Italian food. And other stuff. And my new place for food.

I thought a few days about going across to Italy for inspiration. Now, I won’t patronise you by telling you how great pizza is, or this extraordinary new thing called pasta… I think most people know what they are. However, let us, for a second think about Italian food. It is, very generally, food that makes the most of a small number of fresh and quality ingredients, cooked quickly (or very very slowly). It is a light cuisine, different from the heavy and hearty depths from France or the rich stodginess of Russia.

Italian cuisine, therefore is far more diverse than might be expected. The Italians love their game, and they boast one of the most diverse collection of mushrooms used in any cuisines. Italian cheese is let down by the fact that attaining proper mozzarella and Parmesan is very difficult. Proper Parmesan is bone-dry and doesn’t carry with it the almost vomit-like aroma of supermarket Parmesan. Proper mozzarella is a milky cheese that should require pressure to break into, but once you have ripped apart the bocconcini, you should be left with a centre so milky that you treat with similar care to that which a puppy might receive. Some of the best Italian cheese that I have found in London is in the “THE HAM AND CHEESE COMPANY”, based in bermondsey, who also sell some of the best Parma ham this side of anywhere.

Veal is a unique type of meat. It has the same irony richness as beef, without the heaviness. For those who don’t know, veal is the meat from calves. After images of cruel breeding procedures were published in the 80’s, veal sales plummeted, but if you get veal from a good supplier, there really is no problem. The best veal I have found in London is from THE BUTCHERY, in Bermondsey. Veal is seen as an expensive meat, which it can be, but you should be able to get a decent sized escalope for less than £3 each, so less than a steak.

It is very important in Italian, French and Austrian cuisine. Funnily enough, all cuisines seem to cook veal in a similar way; namely to dip in flour, beaten egg and breadcrumbs. Then to deep fry (to make Austrian Wiener Schnitzel) or grill (to make cotoletta alla palermitana) or fry in clarified butter/olive oil (to make Cotoletta alla Milanese). In this article, the recipe is for “Cotoletta a orecchio di elefante” (literally, elephant ear cutlet).
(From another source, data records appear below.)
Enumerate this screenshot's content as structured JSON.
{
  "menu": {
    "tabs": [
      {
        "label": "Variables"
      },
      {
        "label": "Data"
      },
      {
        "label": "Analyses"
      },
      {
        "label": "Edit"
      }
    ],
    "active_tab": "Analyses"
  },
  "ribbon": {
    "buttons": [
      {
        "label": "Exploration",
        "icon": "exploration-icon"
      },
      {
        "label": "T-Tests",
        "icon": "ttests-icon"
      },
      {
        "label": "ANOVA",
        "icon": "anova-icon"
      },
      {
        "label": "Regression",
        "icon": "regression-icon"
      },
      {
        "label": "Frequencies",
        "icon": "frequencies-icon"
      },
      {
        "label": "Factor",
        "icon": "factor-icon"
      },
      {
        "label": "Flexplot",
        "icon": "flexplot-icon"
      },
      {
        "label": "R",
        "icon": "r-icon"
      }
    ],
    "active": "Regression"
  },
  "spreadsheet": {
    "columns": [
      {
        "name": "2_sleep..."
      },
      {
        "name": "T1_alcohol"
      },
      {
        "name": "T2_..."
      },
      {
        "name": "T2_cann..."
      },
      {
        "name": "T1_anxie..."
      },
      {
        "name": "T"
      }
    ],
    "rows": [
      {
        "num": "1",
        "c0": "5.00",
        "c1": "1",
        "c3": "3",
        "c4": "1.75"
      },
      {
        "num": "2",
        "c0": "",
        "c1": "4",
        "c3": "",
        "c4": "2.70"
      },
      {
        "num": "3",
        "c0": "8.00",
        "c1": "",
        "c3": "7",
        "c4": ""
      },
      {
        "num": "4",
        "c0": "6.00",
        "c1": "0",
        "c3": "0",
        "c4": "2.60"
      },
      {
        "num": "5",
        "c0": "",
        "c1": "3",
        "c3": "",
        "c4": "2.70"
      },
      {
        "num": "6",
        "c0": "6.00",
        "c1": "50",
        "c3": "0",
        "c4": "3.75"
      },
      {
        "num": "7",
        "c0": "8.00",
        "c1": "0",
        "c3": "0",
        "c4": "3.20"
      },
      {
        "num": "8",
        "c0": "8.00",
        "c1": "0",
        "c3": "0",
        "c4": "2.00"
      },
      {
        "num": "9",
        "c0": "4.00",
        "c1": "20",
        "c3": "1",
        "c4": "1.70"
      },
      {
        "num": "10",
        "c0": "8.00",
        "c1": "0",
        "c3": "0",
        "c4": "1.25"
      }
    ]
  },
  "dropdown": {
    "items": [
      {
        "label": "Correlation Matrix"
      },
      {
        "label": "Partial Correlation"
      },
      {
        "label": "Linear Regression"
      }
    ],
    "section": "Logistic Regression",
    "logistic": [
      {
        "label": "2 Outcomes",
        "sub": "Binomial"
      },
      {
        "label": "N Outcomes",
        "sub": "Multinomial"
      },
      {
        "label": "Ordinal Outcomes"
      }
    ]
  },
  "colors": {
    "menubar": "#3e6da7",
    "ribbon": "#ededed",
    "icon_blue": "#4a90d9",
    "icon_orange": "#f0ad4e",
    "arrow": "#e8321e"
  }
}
This differs from Cotoletta alla Milanese, which has the bone kept in, whilst we are using boneless escalopes.

Cotoletta a orecchio di elefante with Pesto and mozzarella.
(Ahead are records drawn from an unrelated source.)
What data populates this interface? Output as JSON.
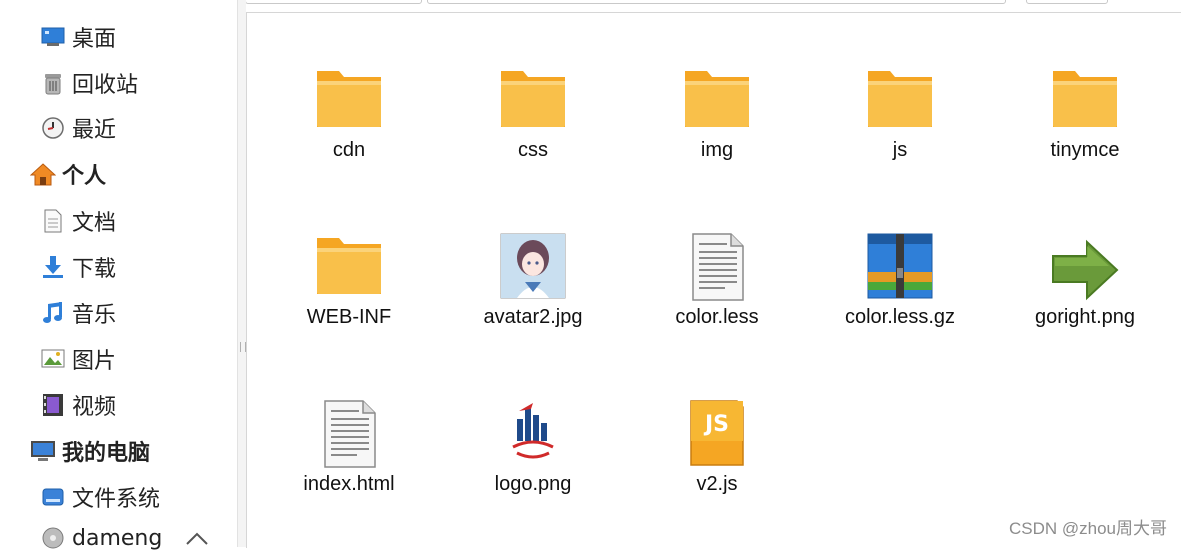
{
  "sidebar": {
    "items": [
      {
        "label": "桌面",
        "icon": "desktop-icon"
      },
      {
        "label": "回收站",
        "icon": "trash-icon"
      },
      {
        "label": "最近",
        "icon": "clock-icon"
      },
      {
        "label": "个人",
        "icon": "home-icon",
        "section": true
      },
      {
        "label": "文档",
        "icon": "document-icon"
      },
      {
        "label": "下载",
        "icon": "download-icon"
      },
      {
        "label": "音乐",
        "icon": "music-icon"
      },
      {
        "label": "图片",
        "icon": "picture-icon"
      },
      {
        "label": "视频",
        "icon": "video-icon"
      },
      {
        "label": "我的电脑",
        "icon": "computer-icon",
        "section": true
      },
      {
        "label": "文件系统",
        "icon": "drive-icon"
      },
      {
        "label": "dameng",
        "icon": "disk-icon"
      }
    ]
  },
  "files": [
    {
      "name": "cdn",
      "icon": "folder-icon"
    },
    {
      "name": "css",
      "icon": "folder-icon"
    },
    {
      "name": "img",
      "icon": "folder-icon"
    },
    {
      "name": "js",
      "icon": "folder-icon"
    },
    {
      "name": "tinymce",
      "icon": "folder-icon"
    },
    {
      "name": "WEB-INF",
      "icon": "folder-icon"
    },
    {
      "name": "avatar2.jpg",
      "icon": "image-thumbnail-icon"
    },
    {
      "name": "color.less",
      "icon": "text-file-icon"
    },
    {
      "name": "color.less.gz",
      "icon": "archive-icon"
    },
    {
      "name": "goright.png",
      "icon": "green-arrow-icon"
    },
    {
      "name": "index.html",
      "icon": "text-file-icon"
    },
    {
      "name": "logo.png",
      "icon": "logo-image-icon"
    },
    {
      "name": "v2.js",
      "icon": "javascript-file-icon"
    }
  ],
  "watermark": "CSDN @zhou周大哥",
  "colors": {
    "folder": "#f7b733",
    "folder_tab": "#f5a623",
    "accent": "#3a7bd5"
  }
}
This can be served with any carbohydrate you want. Boiled potatoes tossed in olive oil, salt and parsley would work a treat, whilst I used tagliatelle, because I felt like it.
Homemade pesto is completely different from the shop-bought stuff. It is far more aromatic and very quick to make. I maintain that a sauce like pesto should be made with your cook’s sense, not just a recipe. So if “half a handful” means nothing to you, I apologise!

Ingredients:
Cotoletta: 1 escalope of veal per person. 1 beaten egg per 3 escalopes. Plenty of breadcrumbs. Flour.
Pesto: half. A quarter handful of pine nuts. A handful of basil leaves and stalks. Quarter handful of grated Parmesan. Half a clove of garlic, crushed. Salt and pepper. Olive oil.
Mozzarella; 150 grams will be enough for 4. Olive oil for drizzling. Fresh vine tomatoes to complement (as many as you want!). 1 avocado Salt and pepper.

Method.

Place your veal escalopes one by one between two pieces of greaseproof paper and flatten out with a meat mallet/rolling pin/any hard object lying nearby. Cut into smaller pieces if desired (I do as it cooks more quickly).
Dip in flour to cover, then coat in the beaten egg before covering in breadcrumbs. Shake off excess crumbs so it looks roughly like the picture! Keep on a plate until ready to cook.
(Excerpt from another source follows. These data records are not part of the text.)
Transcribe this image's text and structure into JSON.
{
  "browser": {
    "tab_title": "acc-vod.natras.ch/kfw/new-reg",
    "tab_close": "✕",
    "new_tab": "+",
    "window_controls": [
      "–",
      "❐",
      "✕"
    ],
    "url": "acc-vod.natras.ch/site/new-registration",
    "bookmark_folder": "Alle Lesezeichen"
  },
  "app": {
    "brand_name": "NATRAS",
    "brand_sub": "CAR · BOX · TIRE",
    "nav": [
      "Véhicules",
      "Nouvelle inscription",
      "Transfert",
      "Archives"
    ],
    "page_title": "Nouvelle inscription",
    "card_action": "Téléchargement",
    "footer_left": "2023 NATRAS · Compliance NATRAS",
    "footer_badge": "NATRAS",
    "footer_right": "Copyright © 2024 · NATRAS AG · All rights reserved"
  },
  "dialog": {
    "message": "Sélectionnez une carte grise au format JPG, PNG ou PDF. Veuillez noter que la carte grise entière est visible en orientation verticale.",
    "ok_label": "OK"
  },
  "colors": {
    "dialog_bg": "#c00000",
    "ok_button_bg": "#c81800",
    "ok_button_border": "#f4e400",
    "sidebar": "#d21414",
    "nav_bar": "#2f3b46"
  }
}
To make pesto, in a small blender/pestle and mortar, blend up the pine nuts, Parmesan, basil and garlic until they are all chopped up. Then drizzle in enough olive oil to form into a sauce. Keep until ready.

Chop up the avocado, tomatoes and mix with torn pieces of mozzarella. Alternatively arrange in a pretty pattern on a platter (if, like me, you like that sort of thing…). Drizzle in olive oil, chopped basil or parsley, salt and pepper.

To cook the veal, melt a large knob of butter (about 40 grams) with a glug of olive oil in a frying pan. until it is melted and the butter is bubbling. Then put in the veal, carefully, so it doesn’t break apart. When one side is golden brown and crispy turn over. Only turn once! Once both sides are golden brown and crispy, and the veal is cooked thoroughly inside. Leave to rest on a board for 3 minutes.
Whilst the veal is cooking cook up your pasta (75gams per person), and make sure there is 1 litre and 10 grams of salt per 100grams of pasta. Seriously, it makes a huge difference!
Drain the pasta and toss in the pesto, reserving a bit of pesto for garnishing.
Slice the veal in halves/slices as desired and place on top of the pasta. Grate some Parmesan over the top and serve!